An example: A certain socialist feminist soul sister whom I’ll call Juneau, a fellow shamanatrix with whom I’ve shared bellylaughs and trance-dancing, would turn off her love light towards me the moment she discovered that not only am I staunchly and passionately pro-abortion, but that I also understand and sympathize with all those people who hate and fight abortion. My socialist feminist soul sister couldn’t comprehend or accept my belief that both sides are right—any more than a Catholic priest could.
How does my friend Lamorte put it? “I’m totally opposed to duality.”
Everyone who believes in the devil, in other words, IS the devil. There is no enemy. There can be no enemy. I will fight to the death for the right not to believe in or have enemies. IF there could be such a thing as an enemy—which there can’t—the enemy would be literalism. Fundamentalism. That appalling certainty and arrogant simplicity—whether found in Islamic zealots or the priesthood of the Cult of Science—that fosters the belief that MY story is truer than YOUR story. That the truth of MY story sucks all the truth out of YOUR story. That YOUR story cannot possibly have even an ounce of truth. OK, maybe an ounce, but I’ll halfheartedly admit that as a debating strategy only so I can disguise the fact that I have utterly dismissed you and renounced forever the possibility of seeing your humanity.

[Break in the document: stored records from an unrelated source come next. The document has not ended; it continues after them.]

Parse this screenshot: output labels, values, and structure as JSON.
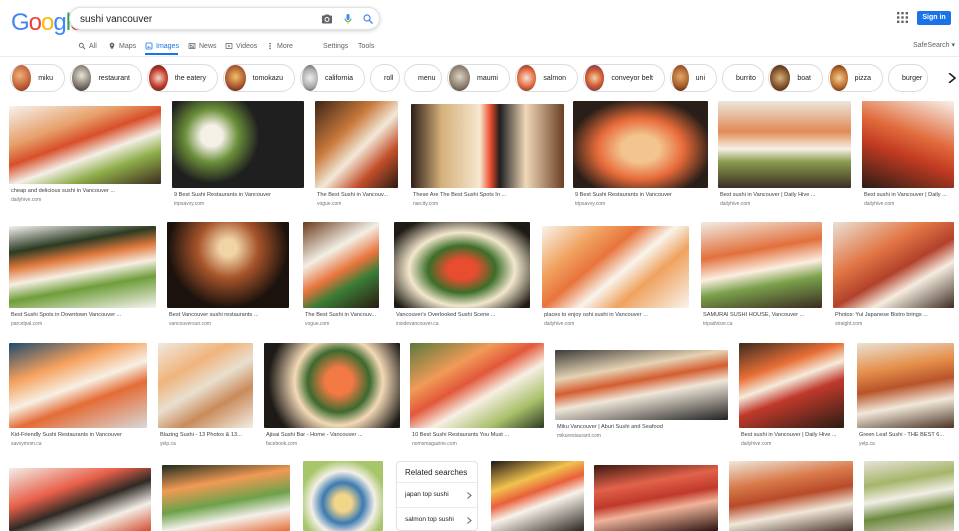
{
  "logo": "Google",
  "colors": {
    "accent": "#1a73e8",
    "g_blue": "#4285f4",
    "g_red": "#ea4335",
    "g_yellow": "#fbbc05",
    "g_green": "#34a853"
  },
  "search": {
    "query": "sushi vancouver",
    "icons": [
      "camera-icon",
      "microphone-icon",
      "search-icon"
    ]
  },
  "header": {
    "apps_icon": "apps-grid-icon",
    "signin_label": "Sign in"
  },
  "tabs": [
    {
      "label": "All",
      "icon": "search-icon",
      "active": false
    },
    {
      "label": "Maps",
      "icon": "map-pin-icon",
      "active": false
    },
    {
      "label": "Images",
      "icon": "image-icon",
      "active": true
    },
    {
      "label": "News",
      "icon": "news-icon",
      "active": false
    },
    {
      "label": "Videos",
      "icon": "play-icon",
      "active": false
    },
    {
      "label": "More",
      "icon": "more-vert-icon",
      "active": false
    }
  ],
  "tools": {
    "settings": "Settings",
    "tools": "Tools",
    "safesearch": "SafeSearch ▾"
  },
  "chips": [
    {
      "label": "miku",
      "thumb": true
    },
    {
      "label": "restaurant",
      "thumb": true
    },
    {
      "label": "the eatery",
      "thumb": true
    },
    {
      "label": "tomokazu",
      "thumb": true
    },
    {
      "label": "california",
      "thumb": true
    },
    {
      "label": "roll",
      "thumb": false
    },
    {
      "label": "menu",
      "thumb": false
    },
    {
      "label": "maumi",
      "thumb": true
    },
    {
      "label": "salmon",
      "thumb": true
    },
    {
      "label": "conveyor belt",
      "thumb": true
    },
    {
      "label": "uni",
      "thumb": true
    },
    {
      "label": "burrito",
      "thumb": false
    },
    {
      "label": "boat",
      "thumb": true
    },
    {
      "label": "pizza",
      "thumb": true
    },
    {
      "label": "burger",
      "thumb": false
    }
  ],
  "results": [
    {
      "caption": "cheap and delicious sushi in Vancouver ...",
      "domain": "dailyhive.com"
    },
    {
      "caption": "9 Best Sushi Restaurants in Vancouver",
      "domain": "tripsavvy.com"
    },
    {
      "caption": "The Best Sushi in Vancouv...",
      "domain": "vogue.com"
    },
    {
      "caption": "These Are The Best Sushi Spots In ...",
      "domain": "narcity.com"
    },
    {
      "caption": "9 Best Sushi Restaurants in Vancouver",
      "domain": "tripsavvy.com"
    },
    {
      "caption": "Best sushi in Vancouver | Daily Hive ...",
      "domain": "dailyhive.com"
    },
    {
      "caption": "Best sushi in Vancouver | Daily ...",
      "domain": "dailyhive.com"
    },
    {
      "caption": "Best Sushi Spots in Downtown Vancouver ...",
      "domain": "parcelpal.com"
    },
    {
      "caption": "Best Vancouver sushi restaurants ...",
      "domain": "vancouversun.com"
    },
    {
      "caption": "The Best Sushi in Vancouv...",
      "domain": "vogue.com"
    },
    {
      "caption": "Vancouver's Overlooked Sushi Scene ...",
      "domain": "insidevancouver.ca"
    },
    {
      "caption": "places to enjoy oshi sushi in Vancouver ...",
      "domain": "dailyhive.com"
    },
    {
      "caption": "SAMURAI SUSHI HOUSE, Vancouver ...",
      "domain": "tripadvisor.ca"
    },
    {
      "caption": "Photos: Yui Japanese Bistro brings ...",
      "domain": "straight.com"
    },
    {
      "caption": "Kid-Friendly Sushi Restaurants in Vancouver",
      "domain": "savvymom.ca"
    },
    {
      "caption": "Blazing Sushi - 13 Photos & 13...",
      "domain": "yelp.ca"
    },
    {
      "caption": "Ajisai Sushi Bar - Home - Vancouver ...",
      "domain": "facebook.com"
    },
    {
      "caption": "10 Best Sushi Restaurants You Must ...",
      "domain": "nomsmagazine.com"
    },
    {
      "caption": "Miku Vancouver | Aburi Sushi and Seafood",
      "domain": "mikurestaurant.com"
    },
    {
      "caption": "Best sushi in Vancouver | Daily Hive ...",
      "domain": "dailyhive.com"
    },
    {
      "caption": "Green Leaf Sushi - THE BEST 6...",
      "domain": "yelp.ca"
    },
    {
      "caption": "",
      "domain": ""
    },
    {
      "caption": "",
      "domain": ""
    },
    {
      "caption": "",
      "domain": ""
    },
    {
      "caption": "",
      "domain": ""
    },
    {
      "caption": "",
      "domain": ""
    },
    {
      "caption": "",
      "domain": ""
    },
    {
      "caption": "",
      "domain": ""
    }
  ],
  "related": {
    "title": "Related searches",
    "items": [
      "japan top sushi",
      "salmon top sushi"
    ]
  }
}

I guess I’ve just implied that as much as I want to hate literalism, I can’t even do that. Which of course leads me to make my next shocking admission about the champion of literalism, phallocracy. Though my passionate commitment to the Drivetime and all it stands for sometimes requires me to act AS IF phallocracy is nothing but an evil poison and AS IF the Menstru
al Temple of the Funky Grail is the safest and most effective antidote, and though my personal temperament resonates intimately with the subtle themes of the Menstrual Temple of the Funky Grail, I also know with all my heart that the six thousand-year-old experiment known as phallocracy was an inevitable and necessary phase of the evolution of the human race.
Yes, I’m ready for it to be gone now; I want its ugliest creations to die off; I detest its violence and oppression and sickening abuse of the feminine. But I recognize too the beauty of its individuating force, its striving to explore and transcend and expand, its celebration of the rational, analytical mind, and its mysterious struggle to master nature.

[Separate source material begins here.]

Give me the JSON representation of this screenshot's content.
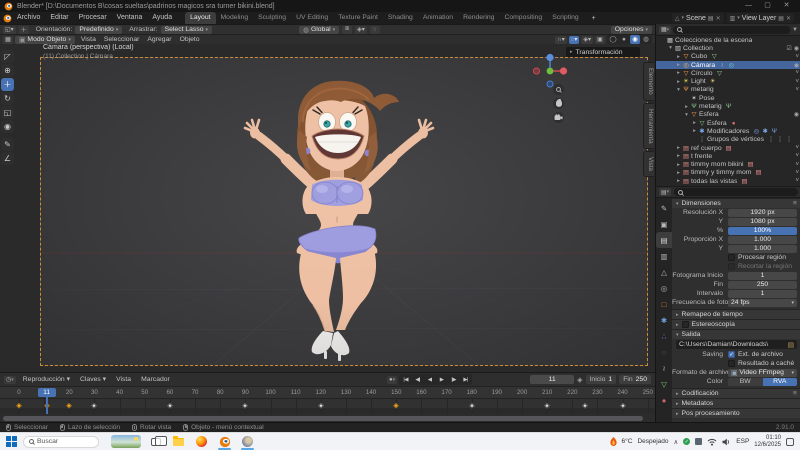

I die daily. And saying what I just said about the redemptive features of phallocracy is a decent death for the first part of the day. But it’s just for starters. It comes all too naturally. It’s easy destruction. Hardly mourned. Good riddance. How about if I dare myself to kill even more lethal treasures; force myself even further into the threshold where dear life rots away and smuggles a message of resurrection back through time?
Do you dare me to tell you more of the story of my life, beauty and truth fans, thereby killing my cherished privacy and self-protectiveness? Thereby incinerating the superstitious fear I have that in telling you my story I will diminish its magic and potency?
Do you double-dare me to burn down my childlike cocoon, to slaughter the perfect fantasy about my life story that I and everyone who loves me have been all too eager to nurture?
I do. Dare me. Even if you won’t, I double-dare myself to tell you profound secrets about my life that you might criticize or disbelieve or satirize, or worst of all, that you might not be particularly interested in. I triple-dare myself to expose to you everything that’s true and holy about my experience, knowing that whether you treat it like treasure or garbage, I will have annihilated forever the sweet protective seal I have built around my life, the bubble of protection that has always preserved my innocent infantile belief that my life is important and righteous and good.